3. L'administration peut, en première instance comme en appel, faire valoir devant le juge de l'excès de pouvoir que la décision dont l'annulation est demandée est légalement justifiée par un motif, de droit ou de fait, autre que celui initialement indiqué, mais également fondé sur la situation existant à la date de cette décision. Il appartient alors au juge, après avoir mis à même l'auteur du recours de présenter ses observations sur la substitution ainsi sollicitée, de rechercher si un tel motif est de nature à fonder légalement la décision, puis d'apprécier s'il résulte de l'instruction que l'administration aurait pris la même décision si elle s'était fondée initialement sur ce motif. Dans l'affirmative, il peut procéder à la substitution demandée, sous réserve toutefois qu'elle ne prive pas le requérant d'une garantie procédurale liée au motif substitué.

4. Il ressort des pièces du dossier que M. A..., à l'appui de sa demande de titre de séjour, a présenté une demande d'autorisation de travail établie par une société du secteur de l'agro-alimentaire pour une durée de six mois renouvelable, insuffisante au regard des stipulations rappelées ci-dessus, qui prévoient une durée minimale d'un an. Ce motif de rejet, que le préfet de Loir-et-Cher demande à la cour de substituer à celui sur lequel il s'est fondé dans l'arrêté contesté, erroné en droit, tiré de ce que l'intéressé ne bénéficiait pas d'un contrat à durée indéterminée, était de nature à justifier légalement cet arrêté. Il résulte de l'instruction que le préfet aurait pris la même décision s'il s'était fondé initialement sur ce motif. La substitution de motif demandée par le préfet n'a pas privé M. A... d'une garantie procédurale liée au motif substitué. Dans ces conditions, c'est à tort que le tribunal administratif d'Orléans a accueilli le moyen tiré de la méconnaissance des stipulations de l'article 3 de l'accord franco-marocain du 9 octobre 1987.

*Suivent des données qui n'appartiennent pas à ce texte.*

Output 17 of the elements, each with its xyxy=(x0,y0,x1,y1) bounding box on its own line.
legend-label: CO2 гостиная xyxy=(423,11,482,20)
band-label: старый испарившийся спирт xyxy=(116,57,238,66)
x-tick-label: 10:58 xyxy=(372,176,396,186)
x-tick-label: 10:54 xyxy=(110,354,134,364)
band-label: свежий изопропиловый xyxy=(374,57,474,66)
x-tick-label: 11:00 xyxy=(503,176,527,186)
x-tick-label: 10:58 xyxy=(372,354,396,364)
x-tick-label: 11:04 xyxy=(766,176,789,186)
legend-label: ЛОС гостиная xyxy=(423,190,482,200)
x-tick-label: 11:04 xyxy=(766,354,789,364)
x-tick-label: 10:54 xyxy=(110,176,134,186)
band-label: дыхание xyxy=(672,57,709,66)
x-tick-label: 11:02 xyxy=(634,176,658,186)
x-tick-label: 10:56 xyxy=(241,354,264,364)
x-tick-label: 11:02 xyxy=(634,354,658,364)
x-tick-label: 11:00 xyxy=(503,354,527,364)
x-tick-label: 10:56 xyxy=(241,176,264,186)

5. Il appartient toutefois à la cour, saisie de l'ensemble du litige par l'effet dévolutif de l'appel, d'examiner l'autre moyen soulevé par M. A... devant le tribunal administratif d'Orléans.

6. L'arrêté contesté a été signé par le secrétaire général de la préfecture de Loir-et-Cher en vertu d'une délégation de signature du 3 mai 2019 l'y autorisant, régulièrement publiée le même jour au recueil des actes administratifs de la préfecture. Le moyen tiré de ce que ce fonctionnaire n'était pas compétent doit donc être écarté.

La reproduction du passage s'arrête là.